7. Par conséquent, eu égard à l'ensemble des éléments ainsi exposés et compte tenu des atteintes que portera le projet litigieux sur le paysage et le patrimoine environnant qu'aucune mesure n'est de nature à atténuer, le préfet de l'Aude n'a pas fait une inexacte application des dispositions précitées des articles L. 181-3 et L. 511-1 du code de l'environnement en refusant d'autoriser le projet pour ce motif.

8. Si la société requérante conteste également le bien-fondé de l'autre motif opposé par l'arrêté préfectoral attaqué tiré de ce que le projet situé en zone N serait incompatible avec les dispositions du règlement du plan local d'urbanisme de la commune de Les Martys interdisant toutes les constructions et installations, en tout état de cause, il résulte de l'instruction que le préfet de l'Aude aurait pris la même décision s'il n'avait retenu que le motif tiré de l'atteinte aux paysages et aux sites.

9. Il s'ensuit que la société requérante n'est pas fondée à demander l'annulation de l'arrêté du 30 juin 2022 par lequel le préfet de l'Aude a rejeté sa demande d'autorisation environnementale.

Sur les conclusions tendant au prononcé d'une injonction :

10. Le présent arrêt rejetant les conclusions à fin d'annulation présentées par la société requérante n'implique aucune mesure d'exécution au titre des articles L. 911-1 et suivants du code de justice administrative, ses conclusions tendant à ce que la cour prononce une injonction à l'encontre du préfet de l'Aude doivent, par suite, être rejetées.

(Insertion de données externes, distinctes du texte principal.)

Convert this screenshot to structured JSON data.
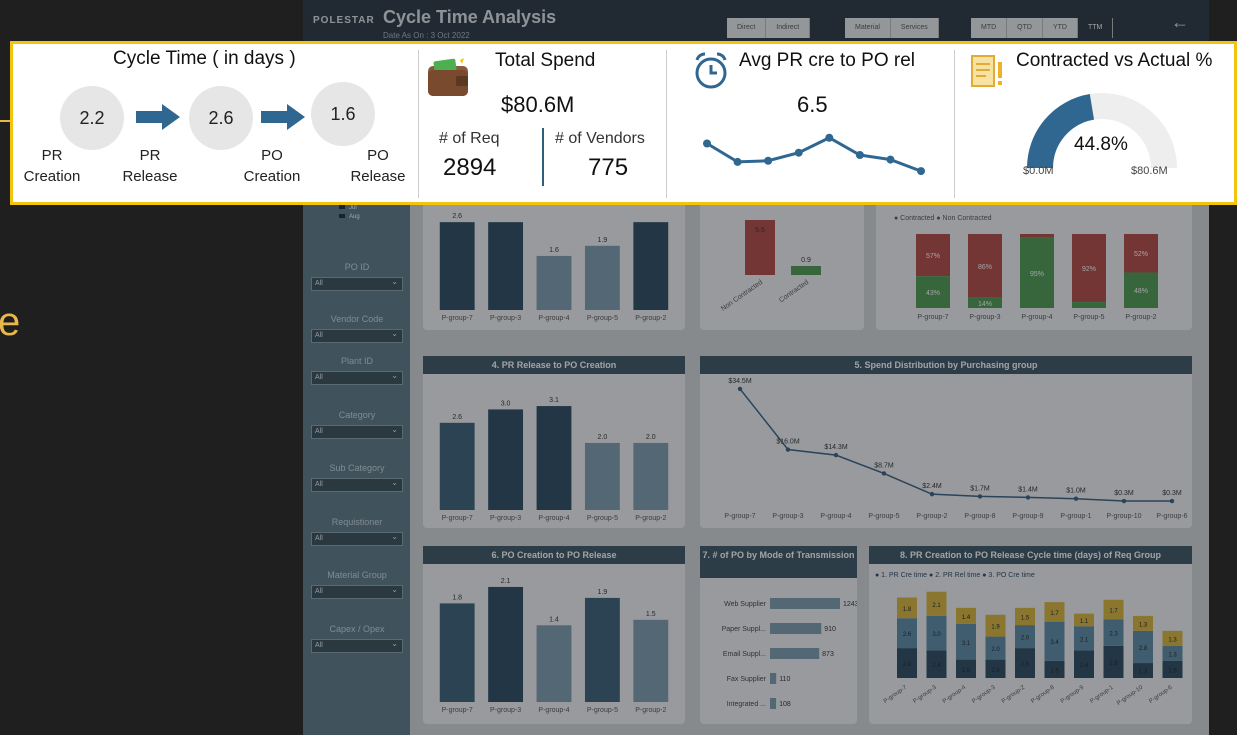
{
  "slide": {
    "side_letter": "e"
  },
  "dashboard": {
    "brand": "POLESTAR",
    "title": "Cycle Time Analysis",
    "date_label": "Date As On : 3 Oct 2022",
    "toggles_group1": [
      "Direct",
      "Indirect"
    ],
    "toggles_group2": [
      "Material",
      "Services"
    ],
    "toggles_group3": [
      "MTD",
      "QTD",
      "YTD",
      "TTM"
    ],
    "active_toggle": "TTM",
    "back_icon": "back-arrow-icon",
    "sidebar": {
      "legend": [
        "Jul",
        "Aug"
      ],
      "filters": [
        {
          "label": "PO ID",
          "value": "All"
        },
        {
          "label": "Vendor Code",
          "value": "All"
        },
        {
          "label": "Plant ID",
          "value": "All"
        },
        {
          "label": "Category",
          "value": "All"
        },
        {
          "label": "Sub Category",
          "value": "All"
        },
        {
          "label": "Requistioner",
          "value": "All"
        },
        {
          "label": "Material Group",
          "value": "All"
        },
        {
          "label": "Capex / Opex",
          "value": "All"
        }
      ]
    },
    "panels": {
      "p1": {
        "categories": [
          "P-group-7",
          "P-group-3",
          "P-group-4",
          "P-group-5",
          "P-group-2"
        ],
        "values": [
          2.6,
          2.6,
          1.6,
          1.9,
          2.6
        ],
        "labels": [
          "2.6",
          "",
          "1.6",
          "1.9",
          ""
        ]
      },
      "p2": {
        "categories": [
          "Non Contracted",
          "Contracted"
        ],
        "values": [
          5.5,
          0.9
        ],
        "labels": [
          "5.5",
          "0.9"
        ]
      },
      "p3": {
        "legend": [
          "Contracted",
          "Non Contracted"
        ],
        "categories": [
          "P-group-7",
          "P-group-3",
          "P-group-4",
          "P-group-5",
          "P-group-2"
        ],
        "non_contracted": [
          57,
          86,
          5,
          92,
          52
        ],
        "contracted": [
          43,
          14,
          95,
          8,
          48
        ],
        "nc_labels": [
          "57%",
          "86%",
          "",
          "92%",
          "52%"
        ],
        "c_labels": [
          "43%",
          "14%",
          "95%",
          "",
          "48%"
        ]
      },
      "p4": {
        "title": "4. PR Release to PO Creation",
        "categories": [
          "P-group-7",
          "P-group-3",
          "P-group-4",
          "P-group-5",
          "P-group-2"
        ],
        "values": [
          2.6,
          3.0,
          3.1,
          2.0,
          2.0
        ],
        "labels": [
          "2.6",
          "3.0",
          "3.1",
          "2.0",
          "2.0"
        ]
      },
      "p5": {
        "title": "5. Spend Distribution by Purchasing group",
        "categories": [
          "P-group-7",
          "P-group-3",
          "P-group-4",
          "P-group-5",
          "P-group-2",
          "P-group-8",
          "P-group-9",
          "P-group-1",
          "P-group-10",
          "P-group-6"
        ],
        "values": [
          34.5,
          16.0,
          14.3,
          8.7,
          2.4,
          1.7,
          1.4,
          1.0,
          0.3,
          0.3
        ],
        "labels": [
          "$34.5M",
          "$16.0M",
          "$14.3M",
          "$8.7M",
          "$2.4M",
          "$1.7M",
          "$1.4M",
          "$1.0M",
          "$0.3M",
          "$0.3M"
        ]
      },
      "p6": {
        "title": "6. PO Creation to PO Release",
        "categories": [
          "P-group-7",
          "P-group-3",
          "P-group-4",
          "P-group-5",
          "P-group-2"
        ],
        "values": [
          1.8,
          2.1,
          1.4,
          1.9,
          1.5
        ],
        "labels": [
          "1.8",
          "2.1",
          "1.4",
          "1.9",
          "1.5"
        ]
      },
      "p7": {
        "title": "7. # of PO by Mode of Transmission",
        "categories": [
          "Web Supplier",
          "Paper Suppl...",
          "Email Suppl...",
          "Fax Supplier",
          "Integrated ..."
        ],
        "values": [
          1243,
          910,
          873,
          110,
          108
        ],
        "labels": [
          "1243",
          "910",
          "873",
          "110",
          "108"
        ]
      },
      "p8": {
        "title": "8. PR Creation to PO Release Cycle time (days) of Req Group",
        "legend": [
          "1. PR Cre time",
          "2. PR Rel time",
          "3. PO Cre time"
        ],
        "categories": [
          "P-group-7",
          "P-group-3",
          "P-group-4",
          "P-group-3",
          "P-group-2",
          "P-group-8",
          "P-group-9",
          "P-group-1",
          "P-group-10",
          "P-group-6"
        ],
        "s1": [
          2.6,
          2.4,
          1.6,
          1.6,
          2.6,
          1.5,
          2.4,
          2.8,
          1.3,
          1.5
        ],
        "s2": [
          2.6,
          3.0,
          3.1,
          2.0,
          2.0,
          3.4,
          2.1,
          2.3,
          2.8,
          1.3
        ],
        "s3": [
          1.8,
          2.1,
          1.4,
          1.9,
          1.5,
          1.7,
          1.1,
          1.7,
          1.3,
          1.3
        ],
        "s1_labels": [
          "2.6",
          "2.4",
          "1.6",
          "1.6",
          "2.6",
          "1.5",
          "2.4",
          "2.8",
          "1.3",
          "1.5"
        ],
        "s2_labels": [
          "2.6",
          "3.0",
          "3.1",
          "2.0",
          "2.0",
          "3.4",
          "2.1",
          "2.3",
          "2.8",
          "1.3"
        ],
        "s3_labels": [
          "1.8",
          "2.1",
          "1.4",
          "1.9",
          "1.5",
          "1.7",
          "1.1",
          "1.7",
          "1.3",
          "1.3"
        ]
      }
    }
  },
  "kpi": {
    "cycle_time": {
      "title": "Cycle Time ( in days )",
      "values": [
        "2.2",
        "2.6",
        "1.6"
      ],
      "steps": [
        {
          "l1": "PR",
          "l2": "Creation"
        },
        {
          "l1": "PR",
          "l2": "Release"
        },
        {
          "l1": "PO",
          "l2": "Creation"
        },
        {
          "l1": "PO",
          "l2": "Release"
        }
      ]
    },
    "total_spend": {
      "title": "Total Spend",
      "value": "$80.6M",
      "req_label": "# of Req",
      "req_value": "2894",
      "vendors_label": "# of Vendors",
      "vendors_value": "775",
      "icon": "wallet-icon"
    },
    "avg_pr": {
      "title": "Avg PR cre to PO rel",
      "value": "6.5",
      "icon": "alarm-clock-icon",
      "trend": [
        8.0,
        6.4,
        6.5,
        7.2,
        8.5,
        7.0,
        6.6,
        5.6
      ]
    },
    "contracted": {
      "title": "Contracted vs Actual %",
      "value": "44.8%",
      "min_label": "$0.0M",
      "max_label": "$80.6M",
      "fraction": 0.448,
      "icon": "document-alert-icon"
    },
    "colors": {
      "accent": "#2f6791",
      "border": "#f2c40f",
      "gauge_track": "#eeeeee"
    }
  }
}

Sur les frais liés au litige :

11. Les dispositions de l'article L. 761-1 du code de justice administrative font obstacle à ce que soit mise à la charge de l'Etat, qui n'est pas la partie perdante dans la présente instance, la somme réclamée par la société requérante au titre des frais non compris dans les dépens.

D E C I D E :

Article 1er : La requête de la société Parc éolien des Ailles est rejetée.

Article 2 : Le présent arrêt sera notifié à la société par actions simplifiée Parc éolien des Ailles et au ministre de la transition écologique et de la cohésion des territoires.

Copie en sera adressée au préfet de l'Aude.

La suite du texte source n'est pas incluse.